Em busca de minha amiga imaginária

Por Maria Lucia Dahl

Fui dormir no meu quarto, no térreo lá de casa, e fiquei ouvindo o meu neto, de 7 anos, falando sozinho e contando histórias. Então, me lembrei imediatamente da minha infância, que fica encostada na porta, louca pra eu abri-la por um pretexto qualquer, o que não falta jamais. Então lá vem a minha infância saindo do meu  inconsciente e tirando o meu sono, me contando suas antigas histórias.

Boicotada por minha irmã mais velha, que me impedia de participar de suas brincadeiras e amizades, por me achar pirralha, busquei na minha fantasia uma amiga inseparável que se chamava Vêla, por que eu não sei. Não me recordo de suas características físicas, pois criança não se liga à forma, mas ao conteúdo. Mas sei que as características principais de Vêla eram: ser mais velha do que eu, portanto mais importante, e estar sempre disposta a brincar.

Combinávamos em tudo. Era uma excelente companhia que transformou em liberdade a minha solidão. Desde que a descobri, nunca mais precisei de companhia pra ir a lugar nenhum. Conversávamos sobre tudo, enquanto nos equilibrávamos no murinho de cimento do jardim. Observávamos as formigas e os formigueiros e tínhamos uma caixa de papelão cheia de vira-bolas e joaninhas. Não gostávamos das lesmas, pois uma delas muito me assustou quando caiu de dentro da torneira da pia, em cima das minhas mãos. Das minhocas, também não. Davam aflição.

Também brincávamos de voar por cima da escadaria da varanda. Até hoje não sei como funcionava essa brincadeira. Sei que fechava os olhos no último degrau da escada, e quando abria, estava no primeiro. Um dia quis voar da janela do meu quarto, mas Vêla, mais prudente que eu, avisou que mamãe ficaria furiosa se eu me machucasse. Por isso voávamos rasteirinho, de mãos dadas pelo jardim. Só os cachorros eram bem-vindos e podiam participar das nossas brincadeiras. Muitas vezes desprezava outras crianças nas festinhas de aniversário pra me encontrar com Vêla  atrás das cortinas da sala de jantar.

Também passeávamos pelos canteiros de antúrios estourando as sementes de marias-sem vergonha.

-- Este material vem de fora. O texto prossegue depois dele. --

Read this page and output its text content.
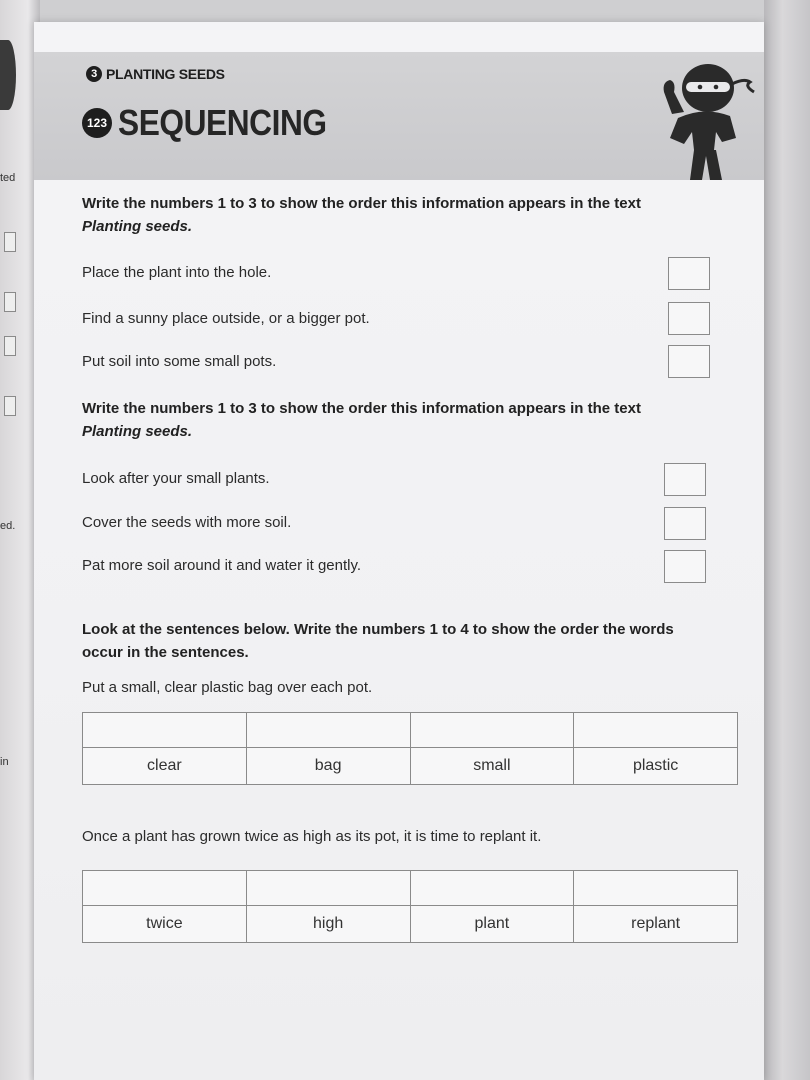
ted
ed.
in
3 PLANTING SEEDS
123 SEQUENCING
Write the numbers 1 to 3 to show the order this information appears in the text
Planting seeds.
Place the plant into the hole.
Find a sunny place outside, or a bigger pot.
Put soil into some small pots.
Write the numbers 1 to 3 to show the order this information appears in the text
Planting seeds.
Look after your small plants.
Cover the seeds with more soil.
Pat more soil around it and water it gently.
Look at the sentences below. Write the numbers 1 to 4 to show the order the words
occur in the sentences.
Put a small, clear plastic bag over each pot.

clear	bag	small	plastic
Once a plant has grown twice as high as its pot, it is time to replant it.

twice	high	plant	replant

Às vezes jogávamos bola no quarto, como o meu neto faz agora, e quando chovia, eu lia pra ela, Monteiro Lobato, pois Vêla era muito intuitiva e só gostava de aprender alguma coisa com a experiência.

Com o tempo, Vêla passou a falar inglês influenciada pelos filmes da Metro que ia ver comigo. E como nesses filmes também arranjou um namorado que ela beijava com a boca colada no espelho do banheiro. Mas quando eu arranjei meu primeiro namorado, de verdade, ciumenta, fugiu de mim. Fiquei muito tempo sem vê-la. Enjoei do namorado, tinha vergonha de tudo. Então, sem Vêla, sentia um tédio terrível e não tinha companhia  pra passear no jardim. Falar com quem? Então pegava um livro da Narizinho pra me divertir, mas não adiantava, me dava sono. Dormia.

Então tomei uma providencia: saí com muita dificuldade da cama, coloquei meus óculos escuros por causa do sol, pois não estava mais habituada a ele, e comecei uma busca ferrenha atrás de Vêla. Passei novamente a ir à praia, fazer ginástica, nadar, mas voltava pra casa vazia, pensando: "Esse dia não valeu. Tomara que comece logo um outro." Era difícil acordar sem tê-la ao meu lado. Mas, num dia mais luminoso, resolvi esquecer de minha amiga imaginária: "Ah, é? Tá fazendo doce? Pois vou me divertir sozinha!". Foi quando ouvi suas gargalhadas brincando com a verdade no fundo do poço.

Desde esse dia não me abandonou mais Temos viajado por esse mundo de Deus! Até já a apresentei a alguns amigos mais íntimos.

E às vezes ainda saio das festas mais barulhentas pra encontrar com ela numa ilha deserta e seguimos, contentes, o caminho do mar.